Juristas de España y Canadá animan a Europa a invertir más para ser una potencia tecnológica
El embajador de Canadá en España, Jefrey Marder, ha explicado esta semana en Madrid que “Canadá vincula la apuesta por el desarrollo tecnológico con un compromiso firme con la ética, la regulación responsable y la inclusión”. El país, ha señalado, trabaja en la defensa de derechos “para garantizar que la innovación tecnológica siga estando al servicio de las personas y las instituciones democráticas”.
El diplomático ha manifestado que Canadá reconoce en España a “un socio sólido y estable, plenamente alineado con nuestras prioridades: la IA ética, el multilateralismo, la protección de datos, la innovación inclusiva y la gobernanza responsable del espacio digital”
Marder ha efectuado estas manifestaciones durante la inauguración de la jornada “Derechos Digitales: un diálogo necesario entre la Unión Europea y Canadá”, organizada en Casa de América por la Universidad CEU San Pablo, dentro de las actividades del Observatorio de Derechos Digitales. La jornada ha contado por la parte española con la participación de Juan Miguel Márquez, subdirector general del Ontsi, perteneciente a Red.es, entidad adscrita al ministerio de Transformación Digital y para la Función Pública, y con el catedrático de Derecho Administrativo José Luis Piñar y la profesora Rosario Duaso, ambos de la universidad CEU San Pablo.
La Universidad de Montreal ha estado representada por Karim Benyekhlef, catedrático y director del Laboratorio de Ciberjusticia, un referente mundial centrado en el análisis de cómo las tecnologías destructivas impactan en los derechos fundamentales, además de Nicolas Vermeys y Valentin Callipel, director adjunto y jefe de misión del laboratorio, respectivamente
Juan Miguel Márquez, subdirector del Observatorio Nacional de Tecnología y Sociedad (Ontsi) ha abogado por recuperar el consenso sobre la necesidad de que los derechos fundamentales se defiendan también en el entorno digital. Márquez ha destacado el valor del diálogo entre Canadá y España sobre los derechos digitales y la cercanía con Canadá: “compartimos la visión de los derechos fundamentales en el entorno digital, la necesidad de una gobernanza de las tecnologías digitales y de su regulación para que sirvan al bien común”.
Por su parte, el catedrático José Luis Piñar ha reivindicado el concepto “diálogo” en una época de distanciamiento y enfrentamiento, poniendo el foco en el diálogo entre técnicos y juristas: “No se pueden dar pasos en el mundo digital sin que exista un diálogo constante entre los juristas y los técnicos. Un jurista no puede ir solo y un técnico tampoco puede actuar de espaldas a un jurista, y menos aún en la Unión Europea y en Canadá, donde cualquier innovación debe de ser respetuosa con los derechos fundamentales”, ha explicado.
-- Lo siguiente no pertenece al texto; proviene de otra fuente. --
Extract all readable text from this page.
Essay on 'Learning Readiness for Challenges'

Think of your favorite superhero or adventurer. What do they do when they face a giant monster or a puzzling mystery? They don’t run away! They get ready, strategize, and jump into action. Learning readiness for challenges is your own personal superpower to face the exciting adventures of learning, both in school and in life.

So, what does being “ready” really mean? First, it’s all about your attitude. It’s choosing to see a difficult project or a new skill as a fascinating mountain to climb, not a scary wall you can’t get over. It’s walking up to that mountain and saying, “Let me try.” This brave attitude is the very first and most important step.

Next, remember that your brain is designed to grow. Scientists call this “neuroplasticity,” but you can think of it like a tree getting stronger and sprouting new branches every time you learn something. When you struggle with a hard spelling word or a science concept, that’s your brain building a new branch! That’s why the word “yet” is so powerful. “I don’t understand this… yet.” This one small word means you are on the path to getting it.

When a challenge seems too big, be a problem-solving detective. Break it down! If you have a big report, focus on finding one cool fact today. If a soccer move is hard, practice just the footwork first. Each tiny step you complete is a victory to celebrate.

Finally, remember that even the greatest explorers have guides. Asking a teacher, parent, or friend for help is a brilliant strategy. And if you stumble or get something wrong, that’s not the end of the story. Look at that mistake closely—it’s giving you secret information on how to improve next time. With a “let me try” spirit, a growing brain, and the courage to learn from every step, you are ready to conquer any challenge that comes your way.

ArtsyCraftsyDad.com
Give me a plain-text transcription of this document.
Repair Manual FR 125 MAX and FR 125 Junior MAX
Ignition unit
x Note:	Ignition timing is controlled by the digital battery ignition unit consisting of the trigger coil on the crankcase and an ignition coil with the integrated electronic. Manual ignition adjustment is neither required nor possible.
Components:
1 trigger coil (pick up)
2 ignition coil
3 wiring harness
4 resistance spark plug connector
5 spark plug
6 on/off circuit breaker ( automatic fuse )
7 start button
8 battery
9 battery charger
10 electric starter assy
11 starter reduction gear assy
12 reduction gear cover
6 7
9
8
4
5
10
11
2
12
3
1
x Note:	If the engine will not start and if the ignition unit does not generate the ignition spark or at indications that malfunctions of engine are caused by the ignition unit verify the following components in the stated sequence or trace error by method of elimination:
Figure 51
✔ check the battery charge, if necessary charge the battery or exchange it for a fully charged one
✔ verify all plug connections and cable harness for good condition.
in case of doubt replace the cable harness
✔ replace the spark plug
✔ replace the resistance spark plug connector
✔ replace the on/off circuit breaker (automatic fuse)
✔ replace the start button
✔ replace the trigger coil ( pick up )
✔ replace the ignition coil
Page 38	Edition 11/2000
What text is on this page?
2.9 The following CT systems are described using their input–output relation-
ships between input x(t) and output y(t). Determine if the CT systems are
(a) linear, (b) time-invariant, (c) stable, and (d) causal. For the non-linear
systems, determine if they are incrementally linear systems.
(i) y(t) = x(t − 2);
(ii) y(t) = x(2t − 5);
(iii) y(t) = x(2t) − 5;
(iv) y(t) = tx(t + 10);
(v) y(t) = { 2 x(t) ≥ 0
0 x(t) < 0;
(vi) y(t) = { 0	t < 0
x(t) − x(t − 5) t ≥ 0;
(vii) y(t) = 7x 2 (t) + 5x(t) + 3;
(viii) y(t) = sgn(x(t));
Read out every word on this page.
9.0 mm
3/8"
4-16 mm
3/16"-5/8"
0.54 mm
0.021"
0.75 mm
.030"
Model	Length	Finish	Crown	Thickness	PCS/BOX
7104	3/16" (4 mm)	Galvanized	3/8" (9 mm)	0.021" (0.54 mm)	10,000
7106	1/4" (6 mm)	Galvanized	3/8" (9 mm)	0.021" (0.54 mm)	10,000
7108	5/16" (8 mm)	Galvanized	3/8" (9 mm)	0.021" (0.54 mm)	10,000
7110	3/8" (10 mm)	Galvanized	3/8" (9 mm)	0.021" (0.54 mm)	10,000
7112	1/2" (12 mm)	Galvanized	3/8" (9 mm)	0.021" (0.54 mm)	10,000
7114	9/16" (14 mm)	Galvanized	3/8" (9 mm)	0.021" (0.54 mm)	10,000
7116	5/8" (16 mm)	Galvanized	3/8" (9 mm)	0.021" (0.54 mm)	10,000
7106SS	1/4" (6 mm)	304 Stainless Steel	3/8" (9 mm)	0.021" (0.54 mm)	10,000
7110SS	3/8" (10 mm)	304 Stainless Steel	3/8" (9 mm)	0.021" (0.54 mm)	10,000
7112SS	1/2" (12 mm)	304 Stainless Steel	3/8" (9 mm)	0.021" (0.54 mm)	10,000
Piñar ha negado el supuesto impacto de la regulación sobre la innovación “No es verdad”, ha explicado, “que innovación y regulación estén enfrentados, todo lo contrario. La innovación en Europa es muy importante, quizás falta evidentemente inversión, pero Europa no está tan atrás y esa innovación la está haciendo en un marco normativo plenamente alineado con los derechos fundamentales”.
Karim Benyekhlef, catedrático y director del Laboratorio de Ciberjusticia de la Universidad de Montreal, ha indicado, en línea con lo manifestado por José Luis Piñar, que existen estudios que señalan que la innovación no está limitada por la regulación. A juicio de Benyekhlef, las grandes tecnológicas operan como “compañías estados”, resaltando a la vez “la enorme presión que sufre la Unión Europea por parte de Estados Unidos”, que considera que la regulación europea es una limitación para sus compañías.
Según el análisis de Benyekhlef, en este escenario de extrema presión y competencia “la regulación de la Unión Europea no es suficiente. Tiene que ir apoyada por importantes inversiones para que Europa sea una potencia industrial y tecnológica”.
El Observatorio de Derechos Digitales es una iniciativa público-privada impulsada por Red.es, adscrita al ministerio de Transformación Digital y de la Función Pública, junto a 19 entidades, entre ellas la universidad CEU San Pablo, para la protección y divulgación de los derechos digitales.